Materials and methods: Auditory brainstem latencies were measured in 13 subjects with IDDM (mean age: 25 years) before and after intensified insulin and diet therapy. The acoustic stimulus was a half sine wave with a duration of 0.250 millisecond and a frequency of 2,000 Hz. The stimulus was presented monaurally with fixed polarity through shielded headphones TDH-39 at repetition rate of 10 Hz and at 90 dB hearing level. All subjects had normal hearing ability. Glycated hemoglobin A1C (GHbA1C), blood glucose immediately before ABR-measurements, and mean blood glucose during 24 hours before auditory studies were measured before and after intensified therapy.

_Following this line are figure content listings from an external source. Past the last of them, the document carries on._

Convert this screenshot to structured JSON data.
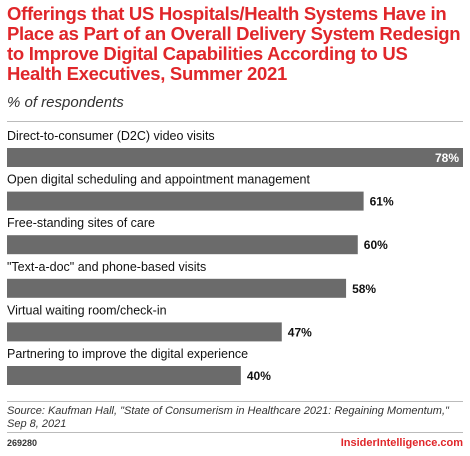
{
  "title": "Offerings that US Hospitals/Health Systems Have in Place as Part of an Overall Delivery System Redesign to Improve Digital Capabilities According to US Health Executives, Summer 2021",
  "subtitle": "% of respondents",
  "source": "Source: Kaufman Hall, \"State of Consumerism in Healthcare 2021: Regaining Momentum,\" Sep 8, 2021",
  "chart_id": "269280",
  "brand": "InsiderIntelligence.com",
  "colors": {
    "title": "#e0262a",
    "bar": "#6b6b6b",
    "brand": "#e0262a"
  },
  "chart_data": {
    "type": "bar",
    "orientation": "horizontal",
    "categories": [
      "Direct-to-consumer (D2C) video visits",
      "Open digital scheduling and appointment management",
      "Free-standing sites of care",
      "\"Text-a-doc\" and phone-based visits",
      "Virtual waiting room/check-in",
      "Partnering to improve the digital experience"
    ],
    "values": [
      78,
      61,
      60,
      58,
      47,
      40
    ],
    "value_labels": [
      "78%",
      "61%",
      "60%",
      "58%",
      "47%",
      "40%"
    ],
    "unit": "%",
    "xlim": [
      0,
      78
    ],
    "grid": false,
    "legend": "none"
  }
}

Results: During intensified insulin therapy, GHbA1C improved significantly (P < .05) in study subjects. However, no changes were observed in ABR-latencies. We also studied those 10 patients whose blood glucose improved during intensified insulin therapy. Although blood glucose was significantly lower (P < .01) after intensified insulin therapy compared with that at baseline, no changes were observed between ABR-latencies at baseline and follow-up.
Conclusion: ABR-latencies were not affected by improvement in metabolic control in patients with IDDM. Our finding suggests that delayed ABR-latencies found in patients with IDDM are not caused by poor metabolic control of diabetes but rather by other mechanisms, for example, microvascular complications.